I lost my husband suddenly in October 2017. Since then, my kids and I have had to navigate holidays and birthdays and special occasions with caution.

We never really know from one special day to the next how we will react.

Will we be sad?

Will we feel okay?

Will I need copious amounts of wine and chocolate (yes, please)?

So here I am on the cusp of Valentine’s Day as a widowed single mom and I bet you’re wondering if I’m crying in my pinot.

NOPE.

Before you start to feel sorry for me, let me let you in on a little secret.

I’ve always hated Valentine’s Day.

Even when my husband was alive, we made a conscious effort not to celebrate it. I

t’s not that we didn’t love each other or enjoy doing romantic, ooey-gooey, lovey-dovey stuff together.

It’s more that we couldn’t understand why Hallmark and Russell Stover decided we were required to do it on a very specific day and only once a year.

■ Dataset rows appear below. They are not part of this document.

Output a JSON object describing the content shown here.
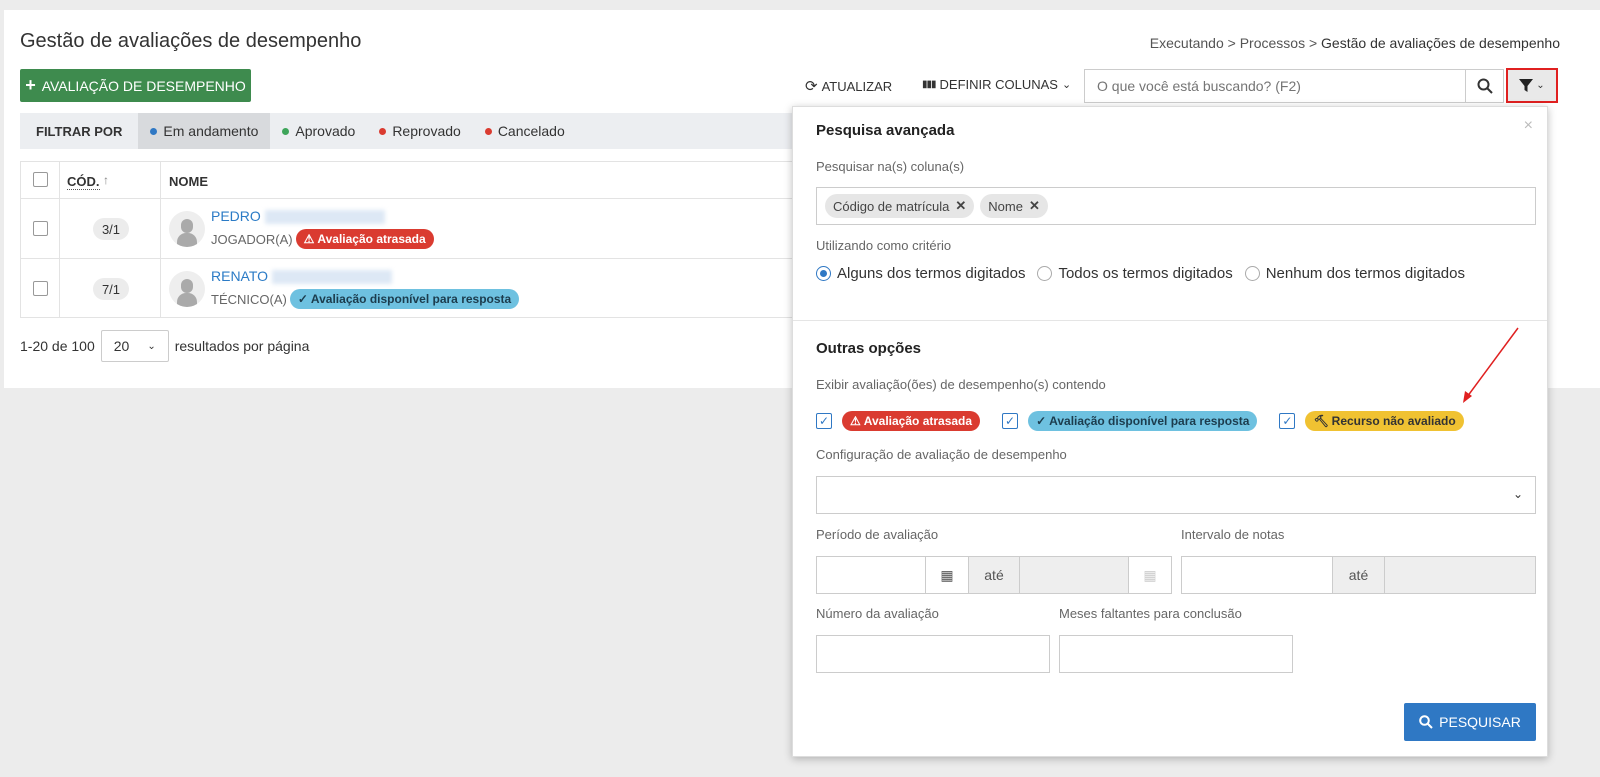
{
  "page": {
    "title": "Gestão de avaliações de desempenho",
    "breadcrumb": [
      "Executando",
      "Processos",
      "Gestão de avaliações de desempenho"
    ]
  },
  "toolbar": {
    "add_label": "AVALIAÇÃO DE DESEMPENHO",
    "refresh_label": "ATUALIZAR",
    "columns_label": "DEFINIR COLUNAS",
    "search_placeholder": "O que você está buscando? (F2)"
  },
  "filter": {
    "label": "FILTRAR POR",
    "items": [
      {
        "label": "Em andamento",
        "color": "#2f78c4",
        "active": true
      },
      {
        "label": "Aprovado",
        "color": "#3ea55a"
      },
      {
        "label": "Reprovado",
        "color": "#da3b30"
      },
      {
        "label": "Cancelado",
        "color": "#da3b30"
      }
    ]
  },
  "table": {
    "headers": {
      "code": "CÓD.",
      "name": "NOME"
    },
    "rows": [
      {
        "code": "3/1",
        "name": "PEDRO",
        "role": "JOGADOR(A)",
        "badge": "Avaliação atrasada"
      },
      {
        "code": "7/1",
        "name": "RENATO",
        "role": "TÉCNICO(A)",
        "badge": "Avaliação disponível para resposta"
      }
    ]
  },
  "pagination": {
    "range": "1-20 de 100",
    "per_page": "20",
    "per_page_label": "resultados por página"
  },
  "advanced": {
    "title": "Pesquisa avançada",
    "columns_label": "Pesquisar na(s) coluna(s)",
    "columns": [
      "Código de matrícula",
      "Nome"
    ],
    "criteria_label": "Utilizando como critério",
    "criteria": [
      {
        "label": "Alguns dos termos digitados",
        "selected": true
      },
      {
        "label": "Todos os termos digitados",
        "selected": false
      },
      {
        "label": "Nenhum dos termos digitados",
        "selected": false
      }
    ],
    "other_title": "Outras opções",
    "show_label": "Exibir avaliação(ões) de desempenho(s) contendo",
    "show_options": [
      {
        "label": "Avaliação atrasada",
        "checked": true
      },
      {
        "label": "Avaliação disponível para resposta",
        "checked": true
      },
      {
        "label": "Recurso não avaliado",
        "checked": true
      }
    ],
    "config_label": "Configuração de avaliação de desempenho",
    "config_value": "",
    "period_label": "Período de avaliação",
    "until": "até",
    "grades_label": "Intervalo de notas",
    "number_label": "Número da avaliação",
    "months_label": "Meses faltantes para conclusão",
    "search_button": "PESQUISAR"
  }
}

For my husband and I, we would much rather do something special on a random Tuesday in May than conform to the consumer-driven madness of a made-up holiday.

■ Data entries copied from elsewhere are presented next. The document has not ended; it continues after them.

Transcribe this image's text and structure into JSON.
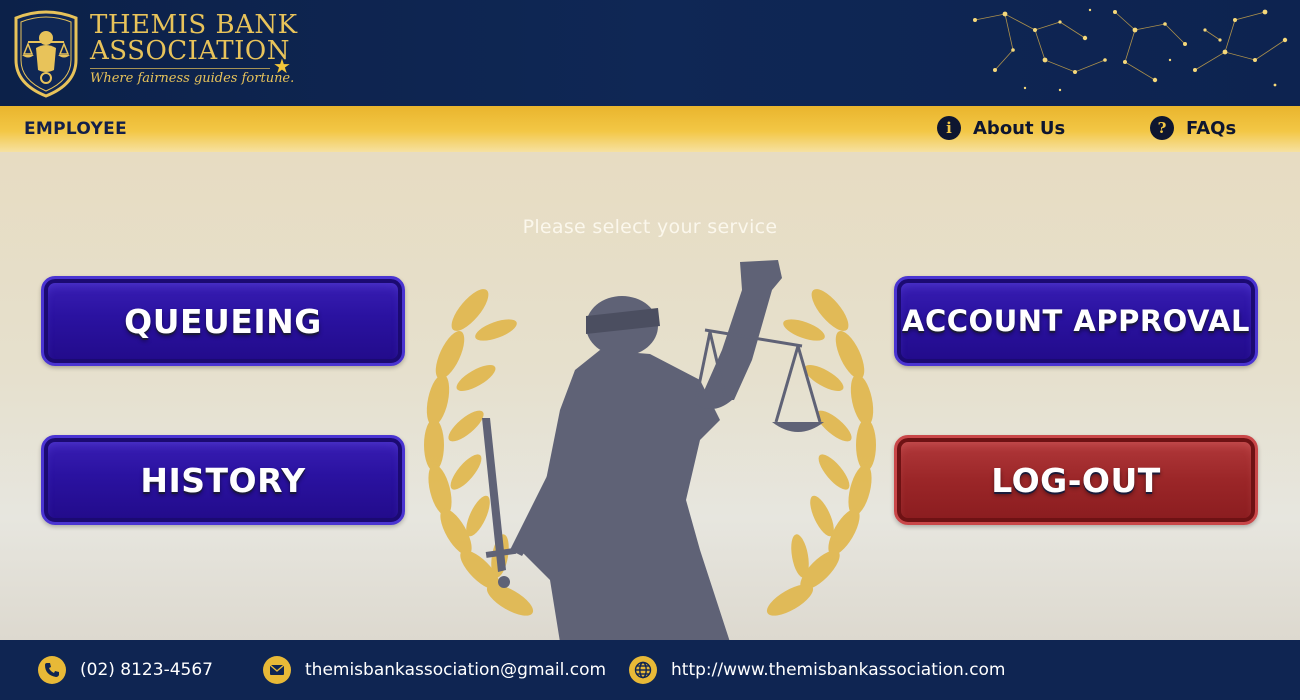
{
  "header": {
    "brand_line1": "THEMIS BANK",
    "brand_line2": "ASSOCIATION",
    "tagline": "Where fairness guides fortune.",
    "logo_icon": "scales-crest-icon",
    "decoration": "constellation-stars"
  },
  "navbar": {
    "role_label": "EMPLOYEE",
    "about_label": "About Us",
    "about_icon": "info-icon",
    "faq_label": "FAQs",
    "faq_icon": "question-icon"
  },
  "main": {
    "prompt": "Please select your service",
    "buttons": {
      "queueing": "QUEUEING",
      "history": "HISTORY",
      "account_approval": "ACCOUNT APPROVAL",
      "logout": "LOG-OUT"
    },
    "background_art": "lady-justice-laurel-wreath"
  },
  "footer": {
    "phone": "(02) 8123-4567",
    "email": "themisbankassociation@gmail.com",
    "website": "http://www.themisbankassociation.com"
  },
  "colors": {
    "navy": "#0f2552",
    "gold": "#e8c35a",
    "yellow_bar": "#f3c746",
    "button_blue": "#2a12a0",
    "button_red": "#9b2628"
  }
}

So we chose to ignore the whole debacle (except for that one time I couldn’t resist getting him that funny card about there being a party in my pants…how could I not give that to him?).

Of course, I don’t think there’s anything wrong with celebrating Valentine’s Day.

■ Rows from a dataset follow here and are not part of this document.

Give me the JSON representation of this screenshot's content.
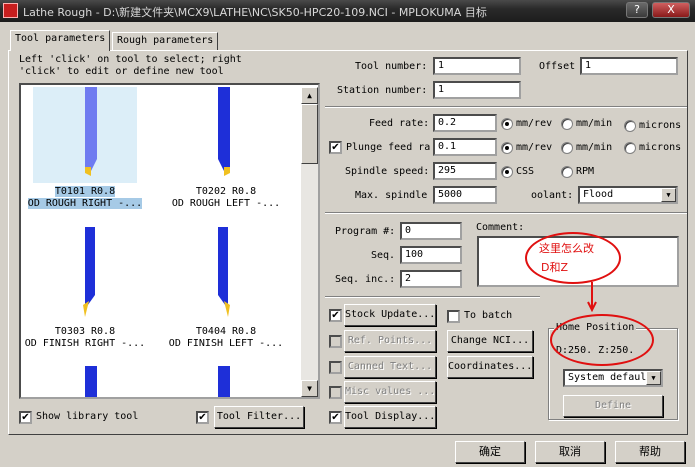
{
  "window": {
    "title": "Lathe Rough - D:\\新建文件夹\\MCX9\\LATHE\\NC\\SK50-HPC20-109.NCI - MPLOKUMA 目标",
    "help_glyph": "?",
    "close_glyph": "X"
  },
  "tabs": [
    {
      "label": "Tool parameters"
    },
    {
      "label": "Rough parameters"
    }
  ],
  "hint": {
    "line1": "Left 'click' on tool to select; right",
    "line2": "'click' to edit or define new tool"
  },
  "tools": [
    {
      "number": "T0101 R0.8",
      "desc": "OD ROUGH RIGHT -..."
    },
    {
      "number": "T0202 R0.8",
      "desc": "OD ROUGH LEFT -..."
    },
    {
      "number": "T0303 R0.8",
      "desc": "OD FINISH RIGHT -..."
    },
    {
      "number": "T0404 R0.8",
      "desc": "OD FINISH LEFT -..."
    }
  ],
  "tool_colors": {
    "body": "#1e2fd8",
    "selected_body": "#6f7bf0",
    "insert": "#f0c020"
  },
  "fields": {
    "tool_number": {
      "label": "Tool number:",
      "value": "1"
    },
    "offset": {
      "label": "Offset",
      "value": "1"
    },
    "station_number": {
      "label": "Station number:",
      "value": "1"
    },
    "feed_rate": {
      "label": "Feed rate:",
      "value": "0.2"
    },
    "plunge_feed": {
      "label": "Plunge feed ra",
      "value": "0.1"
    },
    "spindle_speed": {
      "label": "Spindle speed:",
      "value": "295"
    },
    "max_spindle": {
      "label": "Max. spindle",
      "value": "5000"
    },
    "coolant": {
      "label": "oolant:",
      "value": "Flood"
    },
    "program_no": {
      "label": "Program #:",
      "value": "0"
    },
    "seq": {
      "label": "Seq.",
      "value": "100"
    },
    "seq_inc": {
      "label": "Seq. inc.:",
      "value": "2"
    },
    "comment": {
      "label": "Comment:"
    }
  },
  "radios": {
    "feed_mmrev": "mm/rev",
    "feed_mmmin": "mm/min",
    "feed_microns": "microns",
    "plunge_mmrev": "mm/rev",
    "plunge_mmmin": "mm/min",
    "plunge_microns": "microns",
    "css": "CSS",
    "rpm": "RPM"
  },
  "buttons": {
    "stock_update": "Stock Update...",
    "ref_points": "Ref. Points...",
    "canned_text": "Canned Text...",
    "misc_values": "Misc values ...",
    "tool_display": "Tool Display...",
    "to_batch": "To batch",
    "change_nci": "Change NCI...",
    "coordinates": "Coordinates...",
    "show_library": "Show library tool",
    "tool_filter": "Tool Filter...",
    "define": "Define",
    "ok": "确定",
    "cancel": "取消",
    "help": "帮助"
  },
  "home_position": {
    "label": "Home Position",
    "value": "D:250.  Z:250.",
    "mode": "System defaul"
  },
  "annotation": {
    "line1": "这里怎么改",
    "line2": "D和Z"
  },
  "check_glyph": "✔",
  "dropdown_glyph": "▼",
  "scroll_up_glyph": "▲",
  "scroll_down_glyph": "▼"
}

If it’s your favorite holiday and you and your sweetie go all out, go for it! You do you, mama! But it’s just not a big deal to me and never really has been.

However.

Since becoming a widow, I have been on a pretty intense journey of self-rediscovery. Losing your spouse at such a young age does a real number on your identity.

Not only do you lose the person you thought you’d grow old with, you also lose a significant part of how you identify with yourself, the people around you, the world as you used to know it.

I have had to learn who I am again; I am no longer a wife, no longer part of a couple, no longer half of a parenting team.

Many parts of me and how I relate to the world around me has so fundamentally shifted that even I have a hard time recognizing the woman I have become. And am still becoming.

But the growth that I have seen in myself is, quite frankly, incredible.

In the past two years, not only have I figured out how to survive without my wonderful husband, I have learned how to thrive.

None of it has been easy, though.

Every step of the way, I have had to lean on my faith, my family, and my friends. And I have had to allow myself to indulge in regular self-care, something that I rarely did before I became a widow. I have to say, learning how to make myself a priority has made a world of difference in my healing journey.

So starting this Valentine’s Day, I am choosing to make it a holiday that celebrates ME.

I want to shift the focus of the day from glorifying forced romance, cheap chocolate, and overpriced dinners to celebrating the beautiful, strong, courageous, fearless, perseverant, and capable woman I am continuing to get to know. My day will be filled with things that encourage self-care and self-love. Because I deserve it.

And so do you.

You don’t have to suffer a devastating loss to make yourself a priority.

In fact, I hope and pray that you don’t.

But I do want to reassure you, mamas, that you deserve just as much self-care as I do.

Are you doing that for yourself?

Or are you putting everyone and everything else first on your priority list and letting yourself get drained?

If so, I want to encourage you to give yourself the gift of a little “me time” this Valentine’s Day.

Go to the spa. Read a book. Take a long, hot bubble bath. Go drink some wine with other mom friends who need some time away. Take a day to do some window shopping. Whatever it is that give you peace and joy or helps you to relax, go do it!

Self-care is not selfish. Self-care is absolutely necessary. Practicing it regularly will ultimately make you a better wife or partner, a better mom, and a better friend. And we all know that when mama is happy, everybody else is happy, right?

This Valentine’s Day I am going to celebrate me. I am going to snuggle my kids, make myself a steak dinner, read a book in the bathtub and sleep in late the next morning. And, yes, there will indeed be copious amounts of wine and chocolate, but not the cheap kind.